I converted your first version to use theorem instead of notepad, and the problem file is the same except for the timestamp, and about one other line.

(* Version 1 as theorem *)
theorem
  fixes a :: "('a:: comm_ring_1) poly"
  shows "degree((monom 1 1) -CONST pCons a 0) =1"
(*sledgehammer[overlord=true, provers="e"]*)
by(metis 
  One_nat_def degree_pCons_eq_if diff_0_right diff_pCons monom_0 
  monom_Suc one_poly_def zero_neq_one)

On Whether Sledgehammer Is Deterministic

Update 140112_1651

No experts have shown up on a Sunday evening, so I act as the document gofer by providing some Sledgehammer document links below.

First, though, I make 3 easy observations about whether Sledgehammer can be deterministic as defined by the OP, "in the sense that if you run sledgehammer consecutively several times (i.e., on the exactly same theorem definition) you get the same results". Other than his definition, I know nothing about determinism.

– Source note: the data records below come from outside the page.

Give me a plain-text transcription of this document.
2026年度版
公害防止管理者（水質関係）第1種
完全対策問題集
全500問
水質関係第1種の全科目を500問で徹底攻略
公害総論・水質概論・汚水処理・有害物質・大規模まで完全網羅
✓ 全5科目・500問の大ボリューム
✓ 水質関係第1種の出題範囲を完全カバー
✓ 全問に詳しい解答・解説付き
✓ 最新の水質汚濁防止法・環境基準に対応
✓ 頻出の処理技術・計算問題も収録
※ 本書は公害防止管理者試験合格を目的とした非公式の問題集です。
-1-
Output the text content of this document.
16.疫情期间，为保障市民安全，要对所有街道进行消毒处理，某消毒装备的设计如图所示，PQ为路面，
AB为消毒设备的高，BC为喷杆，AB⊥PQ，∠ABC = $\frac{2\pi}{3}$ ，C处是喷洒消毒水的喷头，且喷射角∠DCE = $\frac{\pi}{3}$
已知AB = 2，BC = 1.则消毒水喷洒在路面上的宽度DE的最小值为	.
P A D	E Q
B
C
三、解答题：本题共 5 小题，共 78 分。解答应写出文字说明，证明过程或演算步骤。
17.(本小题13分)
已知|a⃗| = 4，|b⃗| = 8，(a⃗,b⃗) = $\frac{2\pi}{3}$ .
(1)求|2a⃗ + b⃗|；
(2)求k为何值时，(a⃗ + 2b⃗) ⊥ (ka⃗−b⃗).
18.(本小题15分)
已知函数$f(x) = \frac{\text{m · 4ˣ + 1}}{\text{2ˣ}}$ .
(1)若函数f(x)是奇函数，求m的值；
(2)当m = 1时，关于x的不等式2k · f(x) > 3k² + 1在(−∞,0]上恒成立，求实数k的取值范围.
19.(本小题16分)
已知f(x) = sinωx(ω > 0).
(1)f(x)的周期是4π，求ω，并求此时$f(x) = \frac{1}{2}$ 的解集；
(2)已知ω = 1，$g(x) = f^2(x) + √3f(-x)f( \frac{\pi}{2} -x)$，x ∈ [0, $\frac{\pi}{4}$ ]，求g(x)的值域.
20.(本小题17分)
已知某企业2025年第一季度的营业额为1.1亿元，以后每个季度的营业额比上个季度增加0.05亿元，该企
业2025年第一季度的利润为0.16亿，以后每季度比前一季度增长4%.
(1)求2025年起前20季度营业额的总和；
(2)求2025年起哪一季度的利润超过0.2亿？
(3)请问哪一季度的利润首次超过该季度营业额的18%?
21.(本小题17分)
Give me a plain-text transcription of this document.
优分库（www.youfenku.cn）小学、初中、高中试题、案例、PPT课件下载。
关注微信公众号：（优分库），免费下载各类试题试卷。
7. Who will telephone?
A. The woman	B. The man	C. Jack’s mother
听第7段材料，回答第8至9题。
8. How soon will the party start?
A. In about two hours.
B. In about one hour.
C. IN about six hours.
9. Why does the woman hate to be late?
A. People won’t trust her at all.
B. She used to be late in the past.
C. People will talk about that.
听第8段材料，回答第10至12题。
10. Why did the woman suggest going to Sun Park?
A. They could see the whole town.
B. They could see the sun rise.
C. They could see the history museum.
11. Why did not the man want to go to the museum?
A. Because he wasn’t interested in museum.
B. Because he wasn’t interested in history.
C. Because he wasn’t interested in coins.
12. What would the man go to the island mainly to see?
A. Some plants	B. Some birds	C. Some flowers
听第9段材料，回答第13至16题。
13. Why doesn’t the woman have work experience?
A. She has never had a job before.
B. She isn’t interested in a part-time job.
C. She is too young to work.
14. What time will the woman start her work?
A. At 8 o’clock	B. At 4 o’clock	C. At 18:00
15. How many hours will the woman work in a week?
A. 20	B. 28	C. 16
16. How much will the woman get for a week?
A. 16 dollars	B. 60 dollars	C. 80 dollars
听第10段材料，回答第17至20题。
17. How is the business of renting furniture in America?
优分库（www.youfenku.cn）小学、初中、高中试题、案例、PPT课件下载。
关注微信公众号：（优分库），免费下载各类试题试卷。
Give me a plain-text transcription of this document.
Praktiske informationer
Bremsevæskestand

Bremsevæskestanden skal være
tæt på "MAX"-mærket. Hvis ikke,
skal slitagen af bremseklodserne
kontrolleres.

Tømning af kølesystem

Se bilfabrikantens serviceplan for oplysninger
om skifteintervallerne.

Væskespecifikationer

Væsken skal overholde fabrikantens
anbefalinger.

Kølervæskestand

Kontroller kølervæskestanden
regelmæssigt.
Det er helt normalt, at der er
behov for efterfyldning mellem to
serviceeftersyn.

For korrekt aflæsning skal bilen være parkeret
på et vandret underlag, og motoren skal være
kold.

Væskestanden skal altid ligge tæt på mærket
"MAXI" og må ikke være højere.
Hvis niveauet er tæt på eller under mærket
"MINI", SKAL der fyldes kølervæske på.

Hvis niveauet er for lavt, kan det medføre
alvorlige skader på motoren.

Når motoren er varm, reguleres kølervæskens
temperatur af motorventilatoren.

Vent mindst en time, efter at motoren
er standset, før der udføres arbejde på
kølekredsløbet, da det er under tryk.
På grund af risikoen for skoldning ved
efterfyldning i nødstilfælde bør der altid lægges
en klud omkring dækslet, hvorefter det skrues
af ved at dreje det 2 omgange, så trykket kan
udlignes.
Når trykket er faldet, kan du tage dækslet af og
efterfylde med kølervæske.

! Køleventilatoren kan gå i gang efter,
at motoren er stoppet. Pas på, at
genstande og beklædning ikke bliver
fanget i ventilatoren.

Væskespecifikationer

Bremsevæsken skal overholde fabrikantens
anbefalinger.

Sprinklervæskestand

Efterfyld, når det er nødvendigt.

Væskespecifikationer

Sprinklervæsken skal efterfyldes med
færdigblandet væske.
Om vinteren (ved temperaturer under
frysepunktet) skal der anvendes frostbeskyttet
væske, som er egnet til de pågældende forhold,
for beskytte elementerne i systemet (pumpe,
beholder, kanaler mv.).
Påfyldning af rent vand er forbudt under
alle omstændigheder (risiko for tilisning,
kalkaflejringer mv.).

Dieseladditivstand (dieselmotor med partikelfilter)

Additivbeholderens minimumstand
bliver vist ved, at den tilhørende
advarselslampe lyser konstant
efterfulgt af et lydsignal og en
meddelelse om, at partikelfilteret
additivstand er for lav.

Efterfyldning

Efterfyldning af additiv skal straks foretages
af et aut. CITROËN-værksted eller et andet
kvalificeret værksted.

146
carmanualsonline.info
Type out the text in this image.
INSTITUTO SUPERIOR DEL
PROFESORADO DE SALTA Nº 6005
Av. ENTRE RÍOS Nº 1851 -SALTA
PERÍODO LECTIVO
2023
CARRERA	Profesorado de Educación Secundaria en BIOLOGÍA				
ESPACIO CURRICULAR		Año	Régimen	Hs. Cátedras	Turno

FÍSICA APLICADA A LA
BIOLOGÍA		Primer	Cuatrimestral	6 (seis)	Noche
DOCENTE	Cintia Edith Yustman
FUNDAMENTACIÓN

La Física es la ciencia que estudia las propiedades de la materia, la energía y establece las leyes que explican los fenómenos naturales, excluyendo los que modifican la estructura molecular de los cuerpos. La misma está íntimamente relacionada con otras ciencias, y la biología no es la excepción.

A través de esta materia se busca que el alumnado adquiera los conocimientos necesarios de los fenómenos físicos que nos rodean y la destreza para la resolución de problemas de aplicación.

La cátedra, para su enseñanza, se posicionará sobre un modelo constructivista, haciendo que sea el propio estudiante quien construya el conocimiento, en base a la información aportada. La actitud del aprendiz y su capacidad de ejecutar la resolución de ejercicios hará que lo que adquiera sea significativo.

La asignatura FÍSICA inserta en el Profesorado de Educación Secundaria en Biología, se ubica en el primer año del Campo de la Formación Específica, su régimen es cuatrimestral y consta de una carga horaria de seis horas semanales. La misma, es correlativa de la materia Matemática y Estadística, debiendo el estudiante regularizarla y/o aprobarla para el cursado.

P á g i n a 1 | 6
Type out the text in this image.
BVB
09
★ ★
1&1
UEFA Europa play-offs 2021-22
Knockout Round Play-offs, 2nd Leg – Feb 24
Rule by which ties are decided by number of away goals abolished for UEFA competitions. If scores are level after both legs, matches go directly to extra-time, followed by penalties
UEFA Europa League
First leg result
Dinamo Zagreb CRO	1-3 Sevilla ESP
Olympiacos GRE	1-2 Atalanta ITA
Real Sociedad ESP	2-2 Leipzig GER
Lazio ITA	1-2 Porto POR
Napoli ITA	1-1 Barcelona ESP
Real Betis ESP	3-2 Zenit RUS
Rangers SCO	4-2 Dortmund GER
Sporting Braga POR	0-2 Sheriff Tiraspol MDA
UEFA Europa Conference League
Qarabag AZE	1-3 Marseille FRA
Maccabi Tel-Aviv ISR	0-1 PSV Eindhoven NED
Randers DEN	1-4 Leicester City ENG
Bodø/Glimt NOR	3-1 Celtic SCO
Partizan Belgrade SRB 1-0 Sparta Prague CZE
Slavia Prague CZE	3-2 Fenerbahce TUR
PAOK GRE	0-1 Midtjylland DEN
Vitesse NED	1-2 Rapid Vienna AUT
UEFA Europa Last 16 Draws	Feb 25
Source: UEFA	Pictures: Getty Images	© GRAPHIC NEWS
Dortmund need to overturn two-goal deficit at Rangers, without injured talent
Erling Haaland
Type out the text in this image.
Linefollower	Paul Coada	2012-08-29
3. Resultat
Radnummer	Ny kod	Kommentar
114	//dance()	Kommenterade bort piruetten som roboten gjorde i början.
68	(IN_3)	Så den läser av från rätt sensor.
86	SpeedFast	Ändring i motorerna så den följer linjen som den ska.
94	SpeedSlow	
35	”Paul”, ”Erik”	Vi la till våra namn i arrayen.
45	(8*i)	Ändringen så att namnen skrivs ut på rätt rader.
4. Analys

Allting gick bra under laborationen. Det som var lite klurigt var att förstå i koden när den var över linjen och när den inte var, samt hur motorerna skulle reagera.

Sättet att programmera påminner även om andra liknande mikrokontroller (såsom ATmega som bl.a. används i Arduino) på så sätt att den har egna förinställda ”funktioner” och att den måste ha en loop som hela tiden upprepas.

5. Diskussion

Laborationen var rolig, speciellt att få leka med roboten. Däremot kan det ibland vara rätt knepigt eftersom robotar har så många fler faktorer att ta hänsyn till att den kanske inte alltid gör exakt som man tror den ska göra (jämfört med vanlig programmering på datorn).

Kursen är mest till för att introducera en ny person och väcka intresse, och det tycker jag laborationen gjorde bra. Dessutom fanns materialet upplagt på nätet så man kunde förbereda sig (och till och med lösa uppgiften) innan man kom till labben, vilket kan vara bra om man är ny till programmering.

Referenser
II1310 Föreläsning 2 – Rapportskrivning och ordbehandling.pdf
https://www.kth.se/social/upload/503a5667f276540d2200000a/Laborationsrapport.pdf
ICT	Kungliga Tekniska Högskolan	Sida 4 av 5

For Sledgehammer to be deterministic, I see that three things have to be deterministic, where I try to be general enough to be correct.

Also, there can be lots of multi-threading by the PIDE, and that can greatly affect how processing is allocated to anything and everything, which can affect whether a particular ATP will find a particular proof.

  1. Given a theorem statement and a fixed set of available facts (the prior theorems), for a particular automatic theorem prover (ATP), the Sledgehammer algorithm must always generate the same problem for the ATP. There is the initial problem, but also Sledgehammer may generate a series of problems for an ATP to try and eliminate unneeded facts. (It's probably more complicated, that some set of fixed problems will all produce the same result.)
  2. For a fixed problem that an ATP receives from Sledgehammer, the ATP proof attempt must always succeed or fail in the same way.
  3. The smt or metis methods, given the same facts, must always succeed or fail in the same way. This might be a no-brainer, but I list it.

Essentially, the value in my list above is that it might take away some of the mystery of what Sledgehammer is. What Sledgehammer is is a team effort between the Sledgehammer algorithm that generates a problem, 3rd-party ATPs, and the smt or metis proof methods.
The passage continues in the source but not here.